Pero hay más. Desde que Chávez llega a la Presidencia el país disfruta de la bonanza petrolera más prolongada que se recuerde desde 1958 en adelante. El barril de petróleo ha estado más allá de la parte más alta de la banda OPEP. El presupuesto nacional se calcula a un precio, digamos $ 16 ó $ 18, y el promedio termina siendo al final del año fiscal superior en 50% ó 60% a esas cifras. ¿Dónde se encuentra esa montaña de dólares (más de 170 mil millones) que ingresan a la nación? En obras tangibles no es. Chávez no ha emprendido ni realizado ninguna obra de envergadura, que represente el caudal de divisas obtenidas. Ninguna autopista, ninguna represa, ningún complejo industrial. Así como el Estado, la economía también es una ruina. El desempleo directo afecta a más de millón y medio de venezolanos. En el mundo de la desocupación y la informalidad viven más de cinco millones de personas. El déficit habitacional golpea a cerca de dos millones de familias venezolanas, que no ven en el horizonte ninguna solución, pues el Gobierno construye menos de diez mil casas por año. Las “misiones”, verdaderas aspirinas frente al cáncer que carcome el cuerpo social, al decir de la gente honesta del régimen, representan semilleros en los que abunda la corrupción, tal como había ocurrido con el Plan Bolívar 2000. La bonanza económica no ha servido ni siquiera para disminuir la criminalidad, hoy desbordada.

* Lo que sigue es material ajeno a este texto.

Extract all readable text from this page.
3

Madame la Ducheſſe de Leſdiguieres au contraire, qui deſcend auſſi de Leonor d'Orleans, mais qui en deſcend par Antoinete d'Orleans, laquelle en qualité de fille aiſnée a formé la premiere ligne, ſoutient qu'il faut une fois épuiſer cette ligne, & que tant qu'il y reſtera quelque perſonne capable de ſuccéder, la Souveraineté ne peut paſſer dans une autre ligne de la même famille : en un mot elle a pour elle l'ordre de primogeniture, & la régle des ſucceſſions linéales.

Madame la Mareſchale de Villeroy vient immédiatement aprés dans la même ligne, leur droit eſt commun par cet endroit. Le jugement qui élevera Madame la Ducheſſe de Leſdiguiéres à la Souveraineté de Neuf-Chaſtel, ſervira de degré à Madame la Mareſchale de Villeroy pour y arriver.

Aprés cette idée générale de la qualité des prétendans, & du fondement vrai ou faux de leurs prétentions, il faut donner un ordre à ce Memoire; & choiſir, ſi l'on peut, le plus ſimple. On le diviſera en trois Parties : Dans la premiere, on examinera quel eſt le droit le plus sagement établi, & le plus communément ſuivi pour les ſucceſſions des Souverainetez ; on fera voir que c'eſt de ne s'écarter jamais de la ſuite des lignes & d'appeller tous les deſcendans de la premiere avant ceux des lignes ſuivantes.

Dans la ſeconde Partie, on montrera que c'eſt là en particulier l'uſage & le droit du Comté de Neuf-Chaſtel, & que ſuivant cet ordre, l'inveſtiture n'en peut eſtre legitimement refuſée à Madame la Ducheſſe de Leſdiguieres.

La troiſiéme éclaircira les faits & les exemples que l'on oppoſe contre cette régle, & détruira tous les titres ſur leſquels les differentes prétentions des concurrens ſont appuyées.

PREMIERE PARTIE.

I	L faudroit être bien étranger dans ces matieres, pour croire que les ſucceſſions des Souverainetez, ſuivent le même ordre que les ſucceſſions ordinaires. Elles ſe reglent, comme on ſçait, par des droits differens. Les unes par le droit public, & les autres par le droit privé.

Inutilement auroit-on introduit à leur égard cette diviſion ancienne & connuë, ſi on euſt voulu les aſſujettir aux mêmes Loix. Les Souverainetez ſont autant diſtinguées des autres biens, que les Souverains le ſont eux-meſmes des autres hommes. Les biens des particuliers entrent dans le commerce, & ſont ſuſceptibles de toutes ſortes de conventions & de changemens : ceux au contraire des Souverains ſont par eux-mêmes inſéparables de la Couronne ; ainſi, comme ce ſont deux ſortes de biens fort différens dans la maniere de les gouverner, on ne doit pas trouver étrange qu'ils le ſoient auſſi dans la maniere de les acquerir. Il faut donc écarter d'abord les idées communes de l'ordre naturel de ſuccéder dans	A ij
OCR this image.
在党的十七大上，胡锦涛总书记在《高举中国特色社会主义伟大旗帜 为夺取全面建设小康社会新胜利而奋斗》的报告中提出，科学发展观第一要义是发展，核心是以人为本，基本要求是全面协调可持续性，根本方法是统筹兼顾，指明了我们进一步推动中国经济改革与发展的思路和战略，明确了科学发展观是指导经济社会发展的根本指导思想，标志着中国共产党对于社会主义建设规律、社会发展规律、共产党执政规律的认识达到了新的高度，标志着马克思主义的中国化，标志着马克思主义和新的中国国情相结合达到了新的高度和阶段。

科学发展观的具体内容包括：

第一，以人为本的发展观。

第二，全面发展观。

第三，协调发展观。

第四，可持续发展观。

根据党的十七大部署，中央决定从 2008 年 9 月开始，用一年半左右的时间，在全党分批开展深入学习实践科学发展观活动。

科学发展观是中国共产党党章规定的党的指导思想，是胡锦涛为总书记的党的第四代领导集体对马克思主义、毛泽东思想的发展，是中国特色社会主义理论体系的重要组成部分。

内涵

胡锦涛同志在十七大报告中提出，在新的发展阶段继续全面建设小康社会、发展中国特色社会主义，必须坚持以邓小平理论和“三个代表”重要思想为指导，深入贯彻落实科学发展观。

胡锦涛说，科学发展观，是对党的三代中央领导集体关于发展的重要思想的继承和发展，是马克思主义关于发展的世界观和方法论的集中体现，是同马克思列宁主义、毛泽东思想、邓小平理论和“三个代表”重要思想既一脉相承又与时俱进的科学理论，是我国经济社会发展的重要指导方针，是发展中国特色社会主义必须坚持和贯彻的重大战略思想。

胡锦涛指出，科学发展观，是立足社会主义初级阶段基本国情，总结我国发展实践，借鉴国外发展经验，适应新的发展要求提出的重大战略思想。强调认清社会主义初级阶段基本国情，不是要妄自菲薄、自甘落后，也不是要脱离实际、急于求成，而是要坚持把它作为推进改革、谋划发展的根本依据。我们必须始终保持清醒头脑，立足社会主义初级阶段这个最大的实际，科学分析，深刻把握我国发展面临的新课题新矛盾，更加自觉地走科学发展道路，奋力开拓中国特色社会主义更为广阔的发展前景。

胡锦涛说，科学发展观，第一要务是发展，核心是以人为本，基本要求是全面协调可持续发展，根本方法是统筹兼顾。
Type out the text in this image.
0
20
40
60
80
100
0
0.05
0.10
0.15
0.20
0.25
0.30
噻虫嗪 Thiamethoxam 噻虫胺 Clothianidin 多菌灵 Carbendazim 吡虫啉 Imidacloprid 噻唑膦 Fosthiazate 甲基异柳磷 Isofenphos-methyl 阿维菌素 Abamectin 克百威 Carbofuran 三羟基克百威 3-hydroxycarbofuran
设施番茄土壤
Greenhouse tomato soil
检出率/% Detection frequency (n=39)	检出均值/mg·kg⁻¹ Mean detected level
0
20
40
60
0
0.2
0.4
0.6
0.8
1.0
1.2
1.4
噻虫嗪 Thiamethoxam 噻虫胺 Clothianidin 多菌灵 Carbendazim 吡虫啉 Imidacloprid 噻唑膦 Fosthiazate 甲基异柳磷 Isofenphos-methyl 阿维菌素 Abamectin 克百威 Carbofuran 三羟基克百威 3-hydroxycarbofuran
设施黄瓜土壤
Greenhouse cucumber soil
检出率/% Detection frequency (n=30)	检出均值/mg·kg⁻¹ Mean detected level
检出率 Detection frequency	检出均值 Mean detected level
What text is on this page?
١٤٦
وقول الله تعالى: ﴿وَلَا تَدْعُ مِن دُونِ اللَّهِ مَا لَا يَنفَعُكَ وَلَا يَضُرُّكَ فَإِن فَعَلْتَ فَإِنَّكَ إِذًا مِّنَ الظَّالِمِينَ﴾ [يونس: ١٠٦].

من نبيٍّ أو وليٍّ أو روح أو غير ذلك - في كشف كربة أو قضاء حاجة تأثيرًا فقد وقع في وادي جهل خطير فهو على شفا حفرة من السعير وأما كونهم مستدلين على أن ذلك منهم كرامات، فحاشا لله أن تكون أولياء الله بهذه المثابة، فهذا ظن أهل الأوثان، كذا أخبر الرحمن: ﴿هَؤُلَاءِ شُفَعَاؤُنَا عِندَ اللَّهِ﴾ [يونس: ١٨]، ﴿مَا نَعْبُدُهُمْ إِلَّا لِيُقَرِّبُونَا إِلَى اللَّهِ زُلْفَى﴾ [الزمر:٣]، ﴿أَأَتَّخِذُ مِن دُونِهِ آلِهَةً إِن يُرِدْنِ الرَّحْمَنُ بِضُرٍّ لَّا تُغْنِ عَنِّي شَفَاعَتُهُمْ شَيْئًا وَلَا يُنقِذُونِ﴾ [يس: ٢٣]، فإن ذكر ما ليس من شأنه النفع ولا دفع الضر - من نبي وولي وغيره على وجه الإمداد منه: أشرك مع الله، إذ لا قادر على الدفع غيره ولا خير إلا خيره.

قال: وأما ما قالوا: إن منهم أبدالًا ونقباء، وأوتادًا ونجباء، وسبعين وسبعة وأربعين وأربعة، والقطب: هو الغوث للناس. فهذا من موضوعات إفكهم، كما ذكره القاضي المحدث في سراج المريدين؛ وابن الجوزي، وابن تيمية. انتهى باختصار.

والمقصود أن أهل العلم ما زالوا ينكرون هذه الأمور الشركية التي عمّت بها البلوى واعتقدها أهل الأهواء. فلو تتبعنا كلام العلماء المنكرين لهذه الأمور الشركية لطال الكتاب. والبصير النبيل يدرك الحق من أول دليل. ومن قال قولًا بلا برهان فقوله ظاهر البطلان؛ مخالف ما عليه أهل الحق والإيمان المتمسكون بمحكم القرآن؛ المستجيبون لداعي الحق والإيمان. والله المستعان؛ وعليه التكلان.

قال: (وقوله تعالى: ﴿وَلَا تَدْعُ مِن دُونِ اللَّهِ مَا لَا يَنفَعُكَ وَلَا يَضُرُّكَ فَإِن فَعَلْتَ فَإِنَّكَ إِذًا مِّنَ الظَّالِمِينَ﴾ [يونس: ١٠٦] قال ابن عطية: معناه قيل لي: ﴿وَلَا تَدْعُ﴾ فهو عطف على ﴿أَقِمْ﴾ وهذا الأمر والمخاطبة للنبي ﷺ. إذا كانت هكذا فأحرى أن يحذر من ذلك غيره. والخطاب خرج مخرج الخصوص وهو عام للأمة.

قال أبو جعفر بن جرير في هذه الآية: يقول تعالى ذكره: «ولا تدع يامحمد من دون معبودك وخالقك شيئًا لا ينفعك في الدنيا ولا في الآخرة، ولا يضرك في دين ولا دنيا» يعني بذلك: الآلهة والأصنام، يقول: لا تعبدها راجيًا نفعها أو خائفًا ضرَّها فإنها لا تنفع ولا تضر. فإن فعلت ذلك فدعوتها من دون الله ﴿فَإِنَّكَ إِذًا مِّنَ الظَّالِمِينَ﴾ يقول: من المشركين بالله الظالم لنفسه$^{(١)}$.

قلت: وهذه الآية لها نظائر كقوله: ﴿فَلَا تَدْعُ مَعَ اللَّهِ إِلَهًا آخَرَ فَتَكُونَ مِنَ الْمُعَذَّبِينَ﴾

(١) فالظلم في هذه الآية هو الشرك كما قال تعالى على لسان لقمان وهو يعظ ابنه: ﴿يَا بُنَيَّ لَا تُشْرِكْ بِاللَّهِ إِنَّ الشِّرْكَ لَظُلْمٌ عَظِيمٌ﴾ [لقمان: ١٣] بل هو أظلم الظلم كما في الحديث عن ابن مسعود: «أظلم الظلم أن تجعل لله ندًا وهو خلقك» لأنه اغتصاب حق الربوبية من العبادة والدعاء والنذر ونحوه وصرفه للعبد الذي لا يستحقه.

Es este panorama desolador, con un Estado destruido y una sociedad enferma por la miseria, el desempleo y la violencia, el que Chávez no quiere que le enrostren. Él es el principal responsable de que durante el último quinquenio el país se haya desbarrancado, por eso prefiere hablar sobre el porvenir, las acciones que vendrán y la Tierra Prometida que espera a los venezolanos que lo sigan. Le gusta actuar como el candidato infatigable que siempre ha sido. Pero no hay que dejarlo que se escurra. No hay que ofrecerle ningún escenario para que delire y mienta. Los hechos están allí. Ha sido un pésimo gobernante y debe dar cuenta del desastre que ha provocado.